At no charge, an individual can have the national consumer reporting agencies place a “fraud alert” on the individual’s file that alerts creditors to take additional steps to verify the individual’s identity prior to granting credit in the individual’s name. As soon as one national consumer reporting agency confirms the fraud alert, the others are notified to place fraud alerts on the individual’s file. Because a fraud alert tells creditors to follow certain procedures to protect the individual against identity theft or fraud, it may also delay the individual’s ability to obtain credit while the agency verifies the individual’s identity. The contact information for the national consumer reporting agencies is: Equifax P.O. Box 105069, Atlanta, GA 30348-5069, 800-525-6285, www.equifax.com; Experian P.O. Box 2002, Allen, TX 75013, 888-397-3742, www.experian.com; TransUnion P.O. Box 2000, Chester, PA 19022, 800-680-7289, www.transunion.com.

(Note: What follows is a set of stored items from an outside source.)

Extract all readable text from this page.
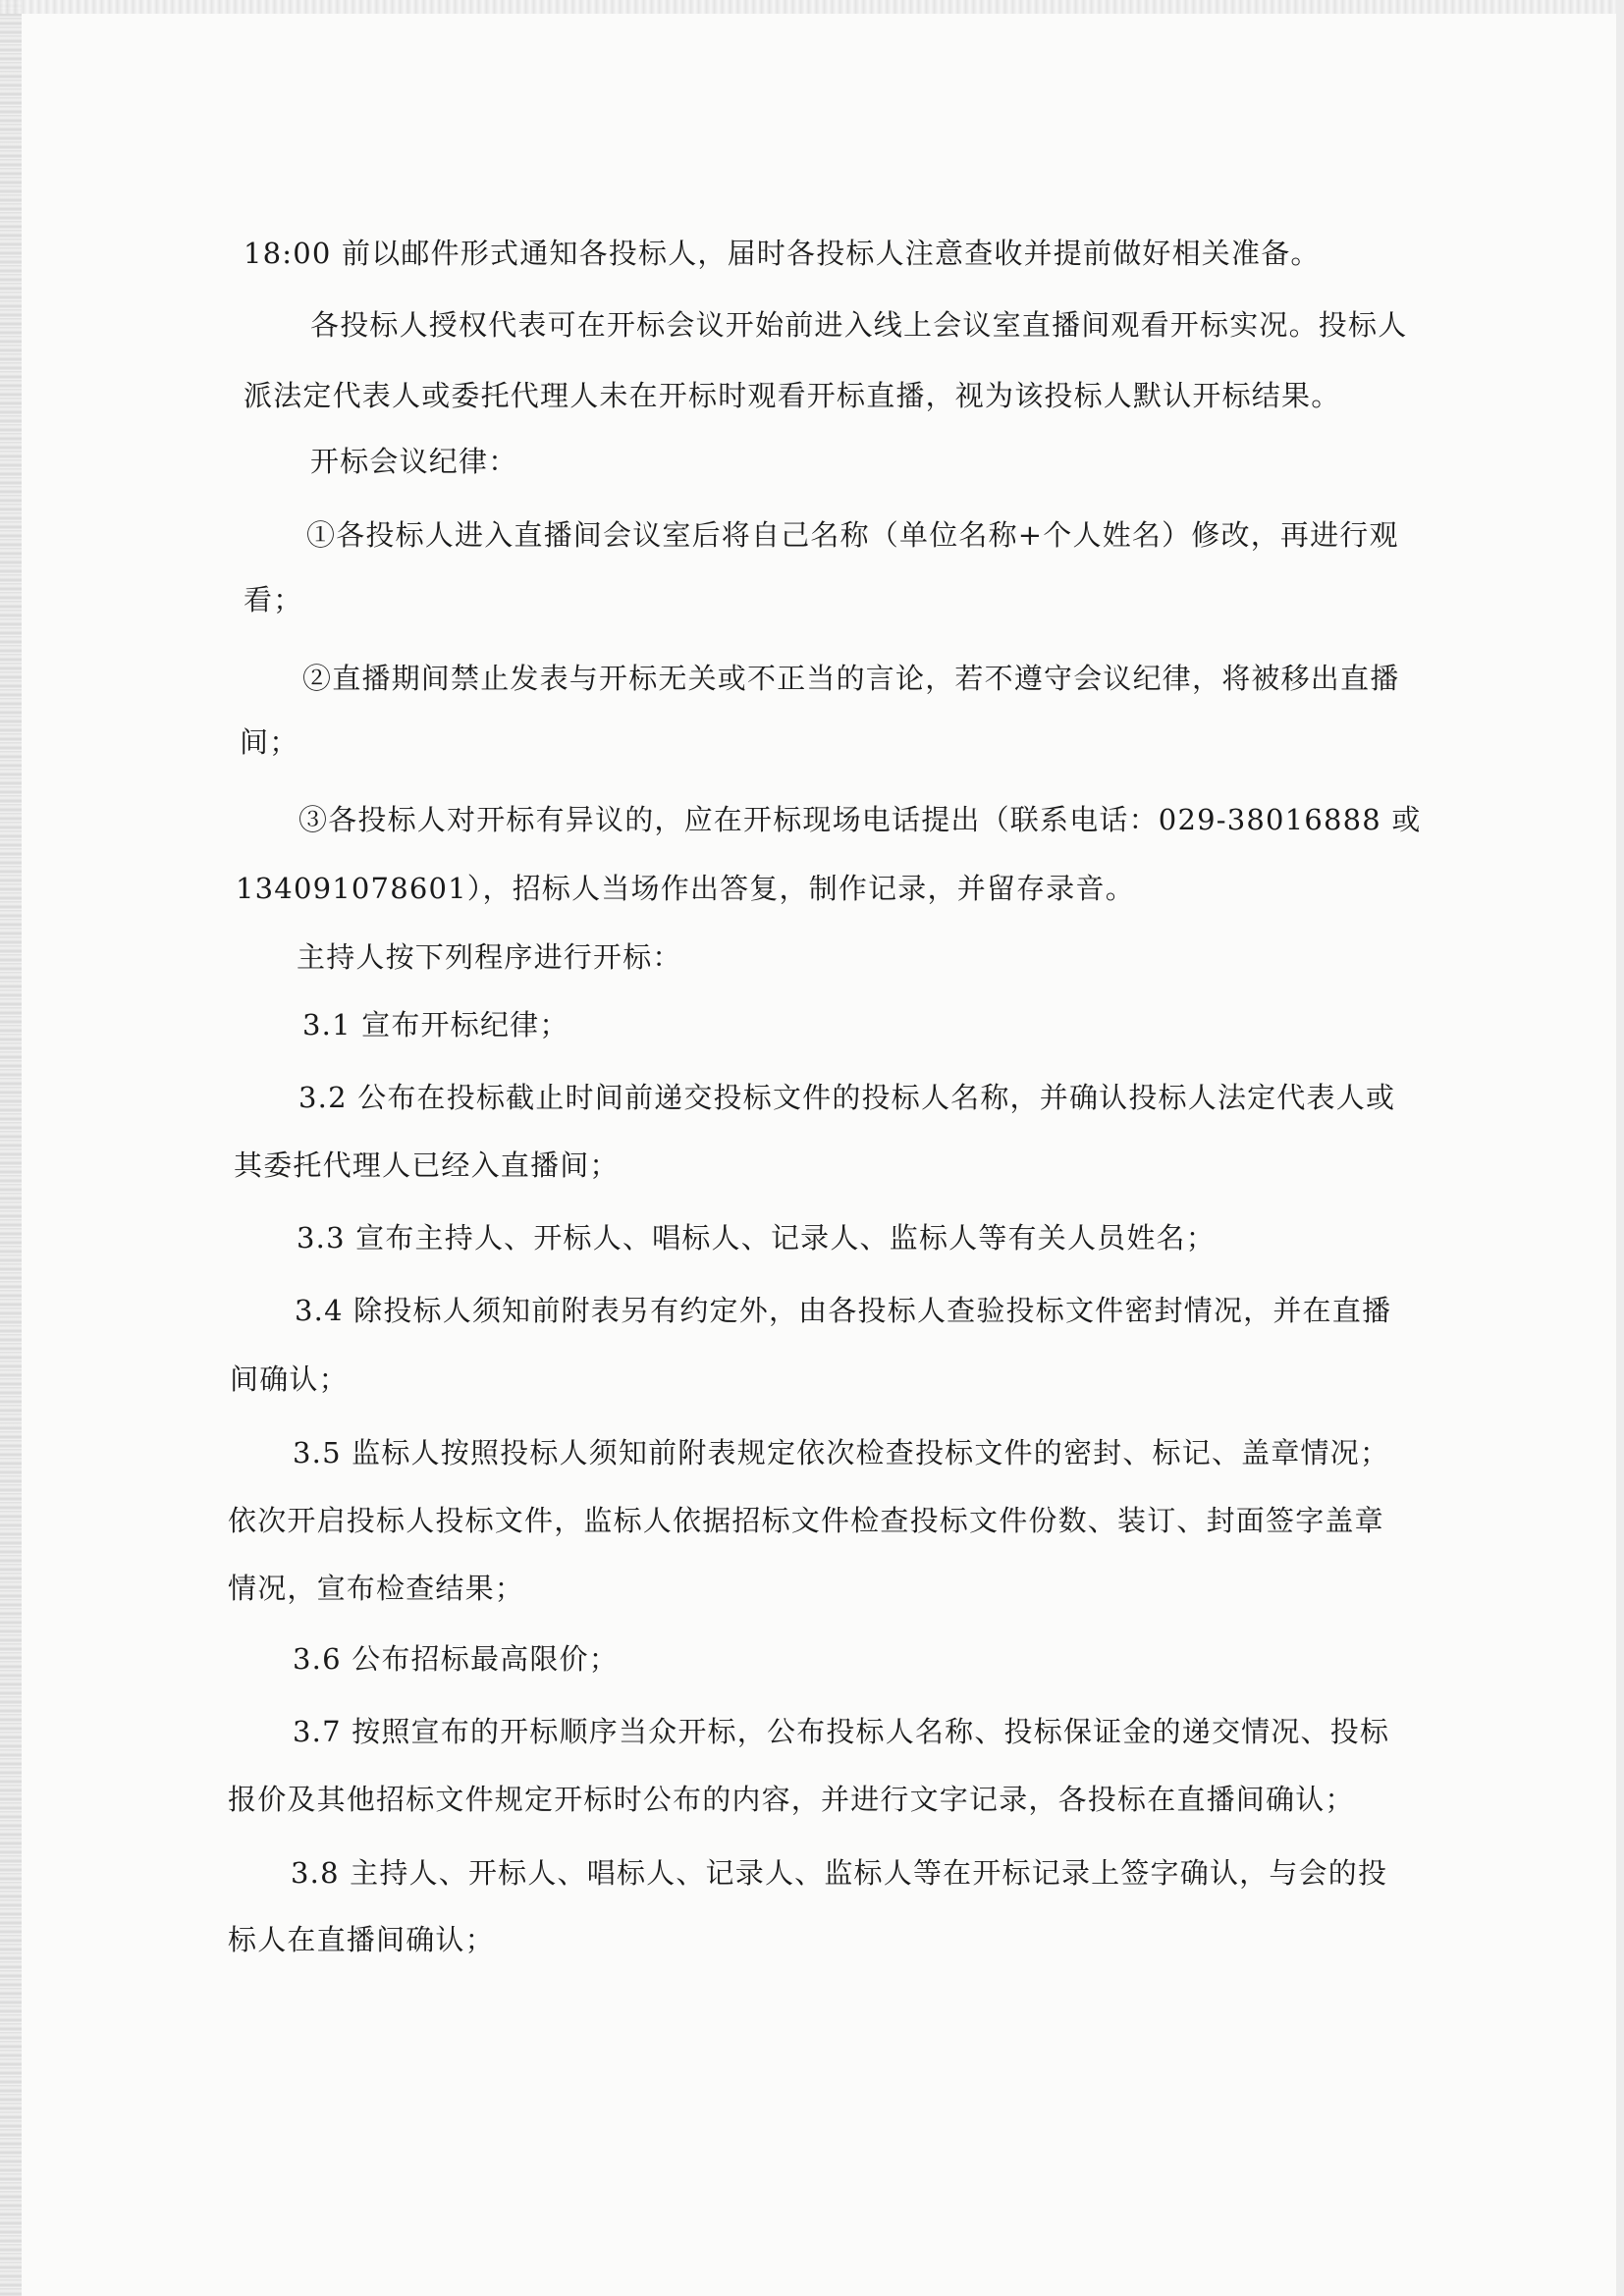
18:00 前以邮件形式通知各投标人，届时各投标人注意查收并提前做好相关准备。
各投标人授权代表可在开标会议开始前进入线上会议室直播间观看开标实况。投标人
派法定代表人或委托代理人未在开标时观看开标直播，视为该投标人默认开标结果。
开标会议纪律：
①各投标人进入直播间会议室后将自己名称（单位名称+个人姓名）修改，再进行观
看；
②直播期间禁止发表与开标无关或不正当的言论，若不遵守会议纪律，将被移出直播
间；
③各投标人对开标有异议的，应在开标现场电话提出（联系电话：029-38016888 或
134091078601），招标人当场作出答复，制作记录，并留存录音。
主持人按下列程序进行开标：
3.1 宣布开标纪律；
3.2 公布在投标截止时间前递交投标文件的投标人名称，并确认投标人法定代表人或
其委托代理人已经入直播间；
3.3 宣布主持人、开标人、唱标人、记录人、监标人等有关人员姓名；
3.4 除投标人须知前附表另有约定外，由各投标人查验投标文件密封情况，并在直播
间确认；
3.5 监标人按照投标人须知前附表规定依次检查投标文件的密封、标记、盖章情况；
依次开启投标人投标文件，监标人依据招标文件检查投标文件份数、装订、封面签字盖章
情况，宣布检查结果；
3.6 公布招标最高限价；
3.7 按照宣布的开标顺序当众开标，公布投标人名称、投标保证金的递交情况、投标
报价及其他招标文件规定开标时公布的内容，并进行文字记录，各投标在直播间确认；
3.8 主持人、开标人、唱标人、记录人、监标人等在开标记录上签字确认，与会的投
标人在直播间确认；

Individuals can also further educate themselves regarding identity theft, and the steps that can be taken to protect themselves, by contacting their state Attorney General or the Federal Trade Commission. The Federal Trade Commission also encourages those who discover that their information has been misused to file a complaint with them. The Federal Trade Commission can be reached at: 600 Pennsylvania Avenue, NW, Washington, DC 20580, www.ftc.gov/bcp/edu/microsites/idtheft/, 1-877-ID-THEFT (1-877-438-4338); TTY: 1-866-653- 4261. Instances of known or suspected identity theft should be reported to law enforcement, your Attorney General, and the FTC. Known or suspected incidents of identity theft or fraud should be reported to law enforcement.
Anyone with any additional questions may contact the confidential assistance line, available at 1- 877-313-1395 between 8:00 a.m. and 8:00 p.m., Central Standard Time, Monday through Saturday.
That’s a fairly comprehensive notification and really gives those potentially affected the information and tools they need to protect themselves and their dependents.
According to the notification to HHS, 6,302 employees and dependents were notified of the breach.